Trial and error in very short bursts makes up most of Alteric’s gameplay. Death takes your block back to the start of the level or to one of the game’s uncommon spawning points, which means each level is a prolonged obstacle course demanding muscle memory, skill, and bucket loads of determination.
The mainline feature of Alteric is definitely phasing between two planes of existence. On most of the levels, you can press a button and shift the background from one color to another. This reveals blocks, platforms, traps which exist on one of the two planes but not on the other. Of course you’ll be required to phase mid-jump, revealing safe spaces for your block to land on or phasing out spinning saws just before contact.
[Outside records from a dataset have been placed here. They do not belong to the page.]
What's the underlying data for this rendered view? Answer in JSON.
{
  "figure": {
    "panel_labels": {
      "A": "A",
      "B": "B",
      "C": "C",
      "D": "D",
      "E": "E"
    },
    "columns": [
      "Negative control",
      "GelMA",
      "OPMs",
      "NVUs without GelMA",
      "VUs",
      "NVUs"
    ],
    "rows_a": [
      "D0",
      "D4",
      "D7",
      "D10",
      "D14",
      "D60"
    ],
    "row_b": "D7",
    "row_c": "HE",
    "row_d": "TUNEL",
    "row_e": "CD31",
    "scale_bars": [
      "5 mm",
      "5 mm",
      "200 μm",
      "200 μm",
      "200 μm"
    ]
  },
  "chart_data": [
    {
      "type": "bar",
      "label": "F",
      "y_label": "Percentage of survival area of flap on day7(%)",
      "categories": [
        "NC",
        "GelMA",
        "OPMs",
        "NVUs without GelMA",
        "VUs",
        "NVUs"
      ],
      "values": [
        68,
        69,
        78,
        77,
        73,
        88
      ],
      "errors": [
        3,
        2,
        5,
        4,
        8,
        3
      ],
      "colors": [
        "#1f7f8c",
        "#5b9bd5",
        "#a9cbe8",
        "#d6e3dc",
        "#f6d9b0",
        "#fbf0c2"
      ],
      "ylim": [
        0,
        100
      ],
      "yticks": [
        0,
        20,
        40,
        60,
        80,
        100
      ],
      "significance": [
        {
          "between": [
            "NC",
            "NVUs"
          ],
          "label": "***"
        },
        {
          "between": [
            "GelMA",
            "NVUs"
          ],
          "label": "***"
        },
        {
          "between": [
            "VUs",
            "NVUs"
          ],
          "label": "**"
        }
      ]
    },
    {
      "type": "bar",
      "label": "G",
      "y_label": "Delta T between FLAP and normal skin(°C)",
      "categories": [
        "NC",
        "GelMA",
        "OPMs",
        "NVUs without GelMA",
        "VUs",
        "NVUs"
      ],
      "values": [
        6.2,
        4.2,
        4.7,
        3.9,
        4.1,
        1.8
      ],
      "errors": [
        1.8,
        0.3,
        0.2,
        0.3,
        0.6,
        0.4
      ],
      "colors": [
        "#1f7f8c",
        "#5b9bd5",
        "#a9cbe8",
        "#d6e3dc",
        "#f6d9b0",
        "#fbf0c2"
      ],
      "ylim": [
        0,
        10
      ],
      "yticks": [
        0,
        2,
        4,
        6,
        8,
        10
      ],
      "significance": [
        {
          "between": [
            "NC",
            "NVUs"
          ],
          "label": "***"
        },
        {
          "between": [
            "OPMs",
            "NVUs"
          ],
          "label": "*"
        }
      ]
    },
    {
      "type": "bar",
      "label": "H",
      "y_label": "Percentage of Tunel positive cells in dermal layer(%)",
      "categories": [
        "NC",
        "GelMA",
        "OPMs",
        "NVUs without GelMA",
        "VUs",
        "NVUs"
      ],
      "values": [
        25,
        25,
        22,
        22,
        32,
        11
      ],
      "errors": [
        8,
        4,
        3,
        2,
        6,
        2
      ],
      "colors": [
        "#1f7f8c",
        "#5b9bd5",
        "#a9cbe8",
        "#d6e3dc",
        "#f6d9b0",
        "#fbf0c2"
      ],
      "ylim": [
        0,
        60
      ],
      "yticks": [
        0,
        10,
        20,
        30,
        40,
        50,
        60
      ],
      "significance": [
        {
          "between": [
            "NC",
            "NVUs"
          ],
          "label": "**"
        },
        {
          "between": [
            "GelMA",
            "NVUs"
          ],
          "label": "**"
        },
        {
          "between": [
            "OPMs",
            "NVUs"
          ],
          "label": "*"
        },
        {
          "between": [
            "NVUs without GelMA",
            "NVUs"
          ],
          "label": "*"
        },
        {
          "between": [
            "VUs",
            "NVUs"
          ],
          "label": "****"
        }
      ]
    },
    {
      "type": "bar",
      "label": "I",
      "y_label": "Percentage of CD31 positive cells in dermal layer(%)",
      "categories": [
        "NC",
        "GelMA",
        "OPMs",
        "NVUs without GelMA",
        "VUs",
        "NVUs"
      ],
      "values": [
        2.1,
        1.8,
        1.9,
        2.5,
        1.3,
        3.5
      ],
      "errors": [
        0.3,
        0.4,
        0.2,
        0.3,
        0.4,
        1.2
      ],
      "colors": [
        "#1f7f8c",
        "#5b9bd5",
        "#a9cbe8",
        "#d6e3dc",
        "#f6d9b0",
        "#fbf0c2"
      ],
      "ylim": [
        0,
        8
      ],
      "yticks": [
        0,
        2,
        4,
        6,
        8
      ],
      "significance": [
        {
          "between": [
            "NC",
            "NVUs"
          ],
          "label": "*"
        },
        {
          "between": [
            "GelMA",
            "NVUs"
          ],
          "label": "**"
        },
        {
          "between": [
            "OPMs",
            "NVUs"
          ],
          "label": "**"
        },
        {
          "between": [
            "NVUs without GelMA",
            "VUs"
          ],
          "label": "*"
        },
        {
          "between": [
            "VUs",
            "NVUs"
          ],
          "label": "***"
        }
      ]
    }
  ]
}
The parallel worlds keep Alteric interesting and more engaging than the typical minimalist platformer. They guarantee you remain vigilant about your surroundings at all times and force to you consider your leaps before your take them. Add in quirks like buttons that trigger anti-gravity and there were several instances when I had to stop and plot out how I wanted to proceed.
Even with a plan, a huge part of Alteric is timing…
The product description for Alteric describes it thusly:
You are alone. Are you lonely? You’re lost. Or stuck? Somewhere…but where? And most importantly, who are you?
Only Yesterday You Were A Man. Today Everything Has Changed. You Died.
But your soul is still there. It’s a piece of light energy trapped in the alien space between two worlds.
That’s an interesting backdrop, potentially exploring an in-between dimension after death. Life before life after death? Alteric apparently doesn’t intend to deliver on developing these themes or answering these questions, but I think that description at least explains its title.
If this game’s spiritual predecessor, Thomas Was Alone, was about anthropomorphic shapes and their relationships in life, Alteric is about an anthropomorphic shape in isolation, alone after death, transformed from one shape to another. “Alt-eric” stars an “alternative Eric”, an individual who has been fundamentally changed into a piece of light in the final frontier.